Para Gui Ndjai, estamos em 2025, a um mês do fim do quinto ano da tomada de posse simbólica, mas efectiva, do actual Presidente da República, “agora – e só agora – ele parece reconhecer a razão de ser dos preceitos constitucionais, a rigidez do nosso processo eleitoral, especialmente para eleição presidencial, e a necessidade de respeito das instituições do Estado”, escreveu a jurista.

Contrariando o PGR, a jurista não tem dúvidas sobre a situação em que o país se encontra. “Se a CEDEAO e toda a Comunidade Internacional aguardavam um colapso absoluto, a Guiné-Bissau já atravessa o seu paroxismo político.
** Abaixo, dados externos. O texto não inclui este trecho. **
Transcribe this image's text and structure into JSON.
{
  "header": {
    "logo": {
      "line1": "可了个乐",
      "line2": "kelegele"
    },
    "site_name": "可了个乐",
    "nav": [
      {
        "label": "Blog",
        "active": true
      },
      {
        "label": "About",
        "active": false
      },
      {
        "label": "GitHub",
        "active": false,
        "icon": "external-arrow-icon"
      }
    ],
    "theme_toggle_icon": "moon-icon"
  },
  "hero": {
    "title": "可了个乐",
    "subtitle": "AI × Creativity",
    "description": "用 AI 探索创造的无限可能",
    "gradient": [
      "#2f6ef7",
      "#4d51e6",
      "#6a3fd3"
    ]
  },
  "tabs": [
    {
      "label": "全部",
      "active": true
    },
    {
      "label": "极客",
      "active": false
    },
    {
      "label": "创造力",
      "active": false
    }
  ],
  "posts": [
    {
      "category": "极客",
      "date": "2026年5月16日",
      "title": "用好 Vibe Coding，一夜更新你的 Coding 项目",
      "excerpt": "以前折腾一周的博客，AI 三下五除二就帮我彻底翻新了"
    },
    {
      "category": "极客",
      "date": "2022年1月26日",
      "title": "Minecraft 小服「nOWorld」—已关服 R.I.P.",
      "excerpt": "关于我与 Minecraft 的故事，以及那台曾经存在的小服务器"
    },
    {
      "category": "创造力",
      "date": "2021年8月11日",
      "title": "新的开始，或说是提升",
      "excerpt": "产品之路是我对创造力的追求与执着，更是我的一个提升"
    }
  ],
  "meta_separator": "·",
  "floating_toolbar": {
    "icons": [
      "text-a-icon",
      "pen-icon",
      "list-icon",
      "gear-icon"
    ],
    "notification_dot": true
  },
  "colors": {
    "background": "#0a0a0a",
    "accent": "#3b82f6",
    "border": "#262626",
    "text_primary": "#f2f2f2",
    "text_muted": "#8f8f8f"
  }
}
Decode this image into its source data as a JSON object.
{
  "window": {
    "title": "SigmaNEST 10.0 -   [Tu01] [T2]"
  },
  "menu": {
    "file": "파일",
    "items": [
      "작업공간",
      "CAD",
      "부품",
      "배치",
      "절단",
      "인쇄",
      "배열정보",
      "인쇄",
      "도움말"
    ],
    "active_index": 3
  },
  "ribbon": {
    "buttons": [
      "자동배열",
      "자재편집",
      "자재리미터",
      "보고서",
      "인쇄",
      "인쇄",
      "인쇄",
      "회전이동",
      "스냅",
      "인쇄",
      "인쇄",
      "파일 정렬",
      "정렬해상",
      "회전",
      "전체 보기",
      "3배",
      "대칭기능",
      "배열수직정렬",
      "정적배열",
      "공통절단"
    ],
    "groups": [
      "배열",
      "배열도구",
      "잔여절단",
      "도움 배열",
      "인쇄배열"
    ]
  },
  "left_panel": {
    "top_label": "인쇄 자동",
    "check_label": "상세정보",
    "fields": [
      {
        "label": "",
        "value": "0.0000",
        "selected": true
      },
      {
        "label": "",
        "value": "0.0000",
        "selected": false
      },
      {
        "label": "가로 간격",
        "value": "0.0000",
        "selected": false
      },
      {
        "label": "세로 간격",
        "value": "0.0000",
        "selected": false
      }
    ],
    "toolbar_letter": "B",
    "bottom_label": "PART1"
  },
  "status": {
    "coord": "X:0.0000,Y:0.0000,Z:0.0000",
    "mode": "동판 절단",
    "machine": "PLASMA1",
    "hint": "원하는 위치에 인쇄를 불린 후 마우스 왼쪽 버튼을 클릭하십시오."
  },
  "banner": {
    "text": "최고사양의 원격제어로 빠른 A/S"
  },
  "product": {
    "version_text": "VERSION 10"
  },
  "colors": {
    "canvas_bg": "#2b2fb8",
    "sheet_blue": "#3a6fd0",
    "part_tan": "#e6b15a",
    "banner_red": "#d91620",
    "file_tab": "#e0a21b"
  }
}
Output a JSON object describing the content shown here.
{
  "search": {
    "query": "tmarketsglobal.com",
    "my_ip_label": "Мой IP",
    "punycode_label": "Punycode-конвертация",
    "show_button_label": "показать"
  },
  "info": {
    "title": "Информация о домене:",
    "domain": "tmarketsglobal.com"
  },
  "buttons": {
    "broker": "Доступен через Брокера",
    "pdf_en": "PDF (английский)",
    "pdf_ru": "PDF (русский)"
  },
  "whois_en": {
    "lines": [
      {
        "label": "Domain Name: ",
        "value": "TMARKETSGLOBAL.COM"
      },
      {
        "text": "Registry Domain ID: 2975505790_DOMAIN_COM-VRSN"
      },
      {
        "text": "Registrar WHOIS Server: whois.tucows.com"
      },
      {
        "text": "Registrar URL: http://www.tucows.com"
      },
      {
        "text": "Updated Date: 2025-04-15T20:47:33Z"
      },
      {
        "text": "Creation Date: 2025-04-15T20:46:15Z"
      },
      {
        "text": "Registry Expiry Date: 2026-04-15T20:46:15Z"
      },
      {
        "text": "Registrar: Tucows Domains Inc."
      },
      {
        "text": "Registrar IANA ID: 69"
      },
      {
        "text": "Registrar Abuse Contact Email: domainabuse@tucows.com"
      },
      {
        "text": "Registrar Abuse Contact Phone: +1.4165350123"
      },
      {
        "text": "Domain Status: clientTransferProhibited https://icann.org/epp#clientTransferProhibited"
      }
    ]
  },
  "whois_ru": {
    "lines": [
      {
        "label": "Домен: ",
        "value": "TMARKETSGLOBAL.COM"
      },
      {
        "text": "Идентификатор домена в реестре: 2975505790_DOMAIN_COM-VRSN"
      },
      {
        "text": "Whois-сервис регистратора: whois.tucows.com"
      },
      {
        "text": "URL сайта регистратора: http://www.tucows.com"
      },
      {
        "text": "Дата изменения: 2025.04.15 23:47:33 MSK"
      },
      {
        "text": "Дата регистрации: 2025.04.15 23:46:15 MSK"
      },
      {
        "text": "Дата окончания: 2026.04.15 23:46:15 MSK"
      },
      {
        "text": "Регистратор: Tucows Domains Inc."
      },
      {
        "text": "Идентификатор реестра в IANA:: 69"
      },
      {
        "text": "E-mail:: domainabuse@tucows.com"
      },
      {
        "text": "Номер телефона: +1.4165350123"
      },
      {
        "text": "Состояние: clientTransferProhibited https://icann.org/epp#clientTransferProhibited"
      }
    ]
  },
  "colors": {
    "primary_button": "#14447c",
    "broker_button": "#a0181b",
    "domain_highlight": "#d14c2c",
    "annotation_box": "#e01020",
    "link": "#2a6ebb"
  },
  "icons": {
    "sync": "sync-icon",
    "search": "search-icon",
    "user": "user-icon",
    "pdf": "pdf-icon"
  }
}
Embora o país tenha enfrentado diversas crises institucionais e períodos de instabilidade político-governativa, nunca antes houve uma convergência de factores tão alarmante: uma vacatura presidencial iminente, por incumprimento deliberado do calendário eleitoral e um contexto no qual todas as instituições da República estão reféns de uma lógica de autopreservação política”, frisou Gui Ndjai.

Entretanto, já circula nos corredores que um Acórdão deverá ser tornado público nos próximos dias e que apontará Setembro como o final de mandato do Presidente da República. O referido Acórdão terá sido uma “encomenda” do actual poder para sustentar a alegada data apontada por Sissoco Embaló como válida.

“Diferentemente dos ciclos anteriores, a crise actual desenrola-se sem qualquer perspectiva de mediação eficaz (externa ou interna) ou de uma saída institucionalmente legítima. O país vê-se arrastado para um vácuo de poder, aprofundando a sua fragilidade política e institucional. A ruptura entre legalidade e governabilidade é facilitada pela deliberada confusão instalada nos processos de interpretação normativa e de interpretação política das leis, e da Constituição, sendo que sempre prevalece a interpretação conveniente àqueles que detêm o poder da força. Esses, estrategicamente, escolhem propagar discursos que mais lhes convém, esquecendo-se de que o modelo de Estado de Direito Democrático que escolhemos estabelece limites dentro dos seus próprios limites”, concluiu Gui N’Djai.